Querying data with SQL (DataGrip)
Querying data using SQL is a basic but fundamental use of any data lake. Lentiq is compatible with most JDBC/ODBC compatible tools and uses Apache Spark's query engine.
The data is stored in parquet format in the object storage, the schema is stored a metastore database that is linked to Lentiq's meta data management system.
The query engine is SparkSQL which uses Spark's in-memory mechanisms and query planner to execute SQL queries on data.
1. Deploy the Spark SQL Application
From the Lentiq's left-hand application panel click on the SparkSQL icon.
Click Create Spark SQL.
2. Download JDBC drivers
SparkSQL is compatible with Apache Hive's JDBC connector version 1.x. It also has a Hadoop-core dependency that does not come with it.
mkdir ~/jdbc-drivers #you can put these anywhere
cd ~/jdbc-drivers
curl -O http://central.maven.org/maven2/org/apache/hive/hive-jdbc/1.2.1/hive-jdbc-1.2.1-standalone.jar
curl -O http://central.maven.org/maven2/org/apache/hadoop/hadoop-core/1.2.1/hadoop-core-1.2.1.jar
3. Configure your BI tool to use the JDBC drivers
The JDBC connectors should work with all JDBC compatible clients. For the purpose of this demonstration we're going to use Jetbrains's excelent DataGrip.
- Click on the "+" sign and select "Driver":
- Click on the "+" sign from "Driver files" and add both jars
Rename the driver to "Hive 1.2.1"
Change the class to "org.apache.hive.jdbc.HiveDriver"
On the Options select the Apache Spark option in both Dialect and Icon dropdowns.
- Click OK
4. Create a database connection
- Click on the SparkSQL's Edit button and copy the JDBC URL. It should be in the form
jdbc:hive2://34.66.161.32:10000
In the same dialogue, at the Firewall tab make sure your IP is white listed from your current location.
In DataGrip, click the "+" sign and add a Data Source by selecting the newly added Hive 1.2.1.
Paste the URL in the "URL" field. Click Test Connection.
- If the test was successful click OK. If not, check your firewall settings at step 2.
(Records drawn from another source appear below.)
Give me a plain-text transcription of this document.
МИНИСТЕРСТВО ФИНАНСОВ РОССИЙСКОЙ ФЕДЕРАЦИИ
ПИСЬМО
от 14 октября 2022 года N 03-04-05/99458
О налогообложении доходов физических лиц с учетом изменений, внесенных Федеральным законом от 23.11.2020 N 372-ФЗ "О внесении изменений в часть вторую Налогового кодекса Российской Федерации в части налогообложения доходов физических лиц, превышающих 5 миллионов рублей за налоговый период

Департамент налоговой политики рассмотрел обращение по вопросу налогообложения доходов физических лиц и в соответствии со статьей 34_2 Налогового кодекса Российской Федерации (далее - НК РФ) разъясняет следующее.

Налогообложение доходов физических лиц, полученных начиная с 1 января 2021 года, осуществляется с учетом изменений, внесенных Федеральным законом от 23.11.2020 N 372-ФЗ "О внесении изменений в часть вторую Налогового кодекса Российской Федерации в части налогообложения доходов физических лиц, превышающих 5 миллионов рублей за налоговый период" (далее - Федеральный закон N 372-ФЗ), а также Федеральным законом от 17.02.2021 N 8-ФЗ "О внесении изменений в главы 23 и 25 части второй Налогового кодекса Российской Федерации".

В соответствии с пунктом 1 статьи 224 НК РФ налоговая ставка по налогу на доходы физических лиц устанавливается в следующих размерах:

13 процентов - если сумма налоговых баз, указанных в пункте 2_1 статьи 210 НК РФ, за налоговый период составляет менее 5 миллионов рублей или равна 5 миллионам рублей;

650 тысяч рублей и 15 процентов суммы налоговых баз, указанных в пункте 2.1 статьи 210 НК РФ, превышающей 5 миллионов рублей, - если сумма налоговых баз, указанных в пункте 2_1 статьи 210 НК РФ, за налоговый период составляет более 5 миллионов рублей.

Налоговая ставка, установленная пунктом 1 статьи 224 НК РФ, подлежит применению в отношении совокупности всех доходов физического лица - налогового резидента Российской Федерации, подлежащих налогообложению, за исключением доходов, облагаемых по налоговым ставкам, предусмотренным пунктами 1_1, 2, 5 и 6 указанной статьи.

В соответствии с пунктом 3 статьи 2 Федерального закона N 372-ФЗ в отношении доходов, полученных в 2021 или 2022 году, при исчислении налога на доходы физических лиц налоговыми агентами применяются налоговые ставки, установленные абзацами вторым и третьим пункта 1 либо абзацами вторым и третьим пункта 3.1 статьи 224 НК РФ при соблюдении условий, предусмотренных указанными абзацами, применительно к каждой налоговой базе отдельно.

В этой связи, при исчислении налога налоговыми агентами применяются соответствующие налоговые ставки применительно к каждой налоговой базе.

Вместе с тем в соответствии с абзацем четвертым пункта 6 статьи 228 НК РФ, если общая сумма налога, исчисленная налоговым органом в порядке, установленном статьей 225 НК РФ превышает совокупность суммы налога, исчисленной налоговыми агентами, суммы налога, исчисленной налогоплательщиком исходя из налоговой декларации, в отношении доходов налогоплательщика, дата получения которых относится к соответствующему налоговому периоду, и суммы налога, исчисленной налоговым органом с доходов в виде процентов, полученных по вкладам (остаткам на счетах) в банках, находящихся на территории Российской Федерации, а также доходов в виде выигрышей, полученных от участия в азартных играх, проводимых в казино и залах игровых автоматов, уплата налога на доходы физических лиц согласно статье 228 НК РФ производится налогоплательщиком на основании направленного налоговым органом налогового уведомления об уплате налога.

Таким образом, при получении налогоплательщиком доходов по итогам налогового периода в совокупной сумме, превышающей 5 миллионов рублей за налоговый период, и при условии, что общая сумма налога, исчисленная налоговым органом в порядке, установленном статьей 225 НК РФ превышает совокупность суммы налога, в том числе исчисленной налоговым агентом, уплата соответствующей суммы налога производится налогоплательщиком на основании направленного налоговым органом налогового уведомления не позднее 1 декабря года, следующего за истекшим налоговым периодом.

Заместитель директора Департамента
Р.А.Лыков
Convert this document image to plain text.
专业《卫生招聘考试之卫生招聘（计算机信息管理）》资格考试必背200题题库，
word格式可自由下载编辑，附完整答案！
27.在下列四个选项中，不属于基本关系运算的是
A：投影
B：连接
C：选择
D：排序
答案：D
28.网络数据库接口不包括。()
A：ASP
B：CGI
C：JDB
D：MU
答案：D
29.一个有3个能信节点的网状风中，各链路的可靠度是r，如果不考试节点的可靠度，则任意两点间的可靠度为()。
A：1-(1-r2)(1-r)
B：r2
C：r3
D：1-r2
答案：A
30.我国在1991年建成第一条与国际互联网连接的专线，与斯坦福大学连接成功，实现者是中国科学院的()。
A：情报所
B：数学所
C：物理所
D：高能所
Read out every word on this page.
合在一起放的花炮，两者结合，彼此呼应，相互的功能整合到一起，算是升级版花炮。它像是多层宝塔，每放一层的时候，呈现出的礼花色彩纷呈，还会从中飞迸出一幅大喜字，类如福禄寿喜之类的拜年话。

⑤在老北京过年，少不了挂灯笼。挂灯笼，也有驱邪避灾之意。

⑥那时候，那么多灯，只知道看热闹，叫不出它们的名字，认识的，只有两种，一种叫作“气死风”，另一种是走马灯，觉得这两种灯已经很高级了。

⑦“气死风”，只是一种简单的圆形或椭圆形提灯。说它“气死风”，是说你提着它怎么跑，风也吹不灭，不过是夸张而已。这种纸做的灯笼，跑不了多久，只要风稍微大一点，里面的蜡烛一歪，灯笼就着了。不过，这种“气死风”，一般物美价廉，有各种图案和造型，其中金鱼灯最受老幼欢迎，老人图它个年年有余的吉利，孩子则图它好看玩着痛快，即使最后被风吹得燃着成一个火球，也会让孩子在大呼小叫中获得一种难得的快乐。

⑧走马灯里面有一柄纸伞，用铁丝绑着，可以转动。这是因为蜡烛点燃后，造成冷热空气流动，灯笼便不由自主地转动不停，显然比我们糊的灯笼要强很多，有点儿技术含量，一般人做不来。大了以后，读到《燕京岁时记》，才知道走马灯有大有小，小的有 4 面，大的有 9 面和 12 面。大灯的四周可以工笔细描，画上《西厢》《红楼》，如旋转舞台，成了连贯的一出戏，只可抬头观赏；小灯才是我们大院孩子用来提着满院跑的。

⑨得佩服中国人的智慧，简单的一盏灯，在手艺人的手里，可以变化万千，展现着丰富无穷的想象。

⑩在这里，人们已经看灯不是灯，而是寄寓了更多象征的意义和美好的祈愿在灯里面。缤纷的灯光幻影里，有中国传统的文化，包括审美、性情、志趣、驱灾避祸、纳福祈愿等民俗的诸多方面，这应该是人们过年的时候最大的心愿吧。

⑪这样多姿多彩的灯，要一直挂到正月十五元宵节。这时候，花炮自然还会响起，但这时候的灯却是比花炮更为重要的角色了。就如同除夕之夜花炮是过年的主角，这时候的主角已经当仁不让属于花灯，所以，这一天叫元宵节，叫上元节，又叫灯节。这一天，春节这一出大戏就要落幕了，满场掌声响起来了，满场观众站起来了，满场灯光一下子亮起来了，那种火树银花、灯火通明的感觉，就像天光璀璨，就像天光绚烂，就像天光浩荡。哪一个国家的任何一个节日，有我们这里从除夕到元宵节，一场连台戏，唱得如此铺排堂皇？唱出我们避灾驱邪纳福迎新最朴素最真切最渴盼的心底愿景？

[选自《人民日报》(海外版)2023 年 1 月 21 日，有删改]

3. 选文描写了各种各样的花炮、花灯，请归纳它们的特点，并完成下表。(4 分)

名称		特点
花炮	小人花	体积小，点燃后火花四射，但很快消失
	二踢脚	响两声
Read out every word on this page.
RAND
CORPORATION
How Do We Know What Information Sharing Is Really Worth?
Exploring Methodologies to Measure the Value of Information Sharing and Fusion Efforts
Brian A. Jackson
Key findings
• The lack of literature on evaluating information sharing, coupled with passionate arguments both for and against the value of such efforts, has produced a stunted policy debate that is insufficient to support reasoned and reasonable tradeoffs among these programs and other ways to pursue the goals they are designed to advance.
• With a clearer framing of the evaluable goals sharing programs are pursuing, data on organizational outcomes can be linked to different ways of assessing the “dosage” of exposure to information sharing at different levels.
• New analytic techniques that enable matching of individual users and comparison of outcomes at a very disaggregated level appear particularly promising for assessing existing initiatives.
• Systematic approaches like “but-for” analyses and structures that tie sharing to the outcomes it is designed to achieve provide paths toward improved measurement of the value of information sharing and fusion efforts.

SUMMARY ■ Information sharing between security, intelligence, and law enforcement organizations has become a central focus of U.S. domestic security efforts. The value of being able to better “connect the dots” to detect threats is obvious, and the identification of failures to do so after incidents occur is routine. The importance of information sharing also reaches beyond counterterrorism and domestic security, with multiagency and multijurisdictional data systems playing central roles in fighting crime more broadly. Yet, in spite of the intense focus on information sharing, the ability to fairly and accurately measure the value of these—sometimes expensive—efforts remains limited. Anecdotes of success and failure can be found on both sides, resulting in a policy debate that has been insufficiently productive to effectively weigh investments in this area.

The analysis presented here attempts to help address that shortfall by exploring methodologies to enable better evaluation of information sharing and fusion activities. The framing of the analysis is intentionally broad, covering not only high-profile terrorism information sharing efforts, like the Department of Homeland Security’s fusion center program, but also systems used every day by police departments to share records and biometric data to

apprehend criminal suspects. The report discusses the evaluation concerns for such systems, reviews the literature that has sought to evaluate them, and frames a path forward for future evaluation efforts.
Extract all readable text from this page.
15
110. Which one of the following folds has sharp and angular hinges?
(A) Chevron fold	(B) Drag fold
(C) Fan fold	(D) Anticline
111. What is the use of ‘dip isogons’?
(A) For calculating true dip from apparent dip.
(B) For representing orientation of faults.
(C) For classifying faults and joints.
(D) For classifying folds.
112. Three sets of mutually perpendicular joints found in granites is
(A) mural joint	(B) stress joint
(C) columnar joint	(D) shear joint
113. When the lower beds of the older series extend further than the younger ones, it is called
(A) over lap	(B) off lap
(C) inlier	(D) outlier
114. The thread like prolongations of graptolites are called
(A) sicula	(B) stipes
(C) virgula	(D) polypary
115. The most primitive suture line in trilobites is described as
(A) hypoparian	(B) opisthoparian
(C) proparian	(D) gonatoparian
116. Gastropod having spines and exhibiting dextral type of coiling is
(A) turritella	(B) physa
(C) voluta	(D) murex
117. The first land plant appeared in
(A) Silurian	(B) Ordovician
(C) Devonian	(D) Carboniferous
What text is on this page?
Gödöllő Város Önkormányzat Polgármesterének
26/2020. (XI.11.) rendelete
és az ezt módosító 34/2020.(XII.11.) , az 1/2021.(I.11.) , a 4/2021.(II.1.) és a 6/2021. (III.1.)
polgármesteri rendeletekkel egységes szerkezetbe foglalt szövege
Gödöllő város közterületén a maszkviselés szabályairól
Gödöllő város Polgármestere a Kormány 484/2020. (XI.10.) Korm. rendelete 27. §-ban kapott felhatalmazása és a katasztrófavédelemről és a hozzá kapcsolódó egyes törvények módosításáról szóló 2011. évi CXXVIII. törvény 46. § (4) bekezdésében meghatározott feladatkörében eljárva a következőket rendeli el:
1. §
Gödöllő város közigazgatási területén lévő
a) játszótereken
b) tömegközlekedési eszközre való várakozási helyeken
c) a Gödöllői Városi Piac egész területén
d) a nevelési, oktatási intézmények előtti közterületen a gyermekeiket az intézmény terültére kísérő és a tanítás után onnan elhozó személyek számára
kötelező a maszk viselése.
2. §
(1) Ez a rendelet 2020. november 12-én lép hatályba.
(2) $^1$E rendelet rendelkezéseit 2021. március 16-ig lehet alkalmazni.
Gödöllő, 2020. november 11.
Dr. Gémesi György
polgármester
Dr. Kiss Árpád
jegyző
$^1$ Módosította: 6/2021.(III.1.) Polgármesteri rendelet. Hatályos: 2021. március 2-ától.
You have now configured a data source.
5. Query the datasets
- Execute some queries on the connection:
SHOW TABLES
SELECT * FROM haireyecolor
Performance considerations
SparkSQL scales horizontally so if the performance is not satisfactory add more workers from SparkSQL's Configuration Tab. Depending on your use case you might need to add more RAM to support more complex joins.
Creating tables
Tables are created either through an import process using a Reusable Code Block, or created via a Jupyter notebook. In both situations they need to be "registered" in the metastore. To do so you need to execute Spark's saveAsTable()
function.
Another option is to directly create the tables from external files (such as parquet or CSV) from the external SQL tool.
For example to create a new table execute a CREATE TABLE ... LOCATION
command.
CREATE TABLE IF NOT EXISTS iris_dataset(`sl` double,`sw` double,`pl` double, `pw` double )
USING PARQUET
LOCATION '/datasets/iris-dataset.parquet'
To query the newly created table:
SELECT * from iris_dataset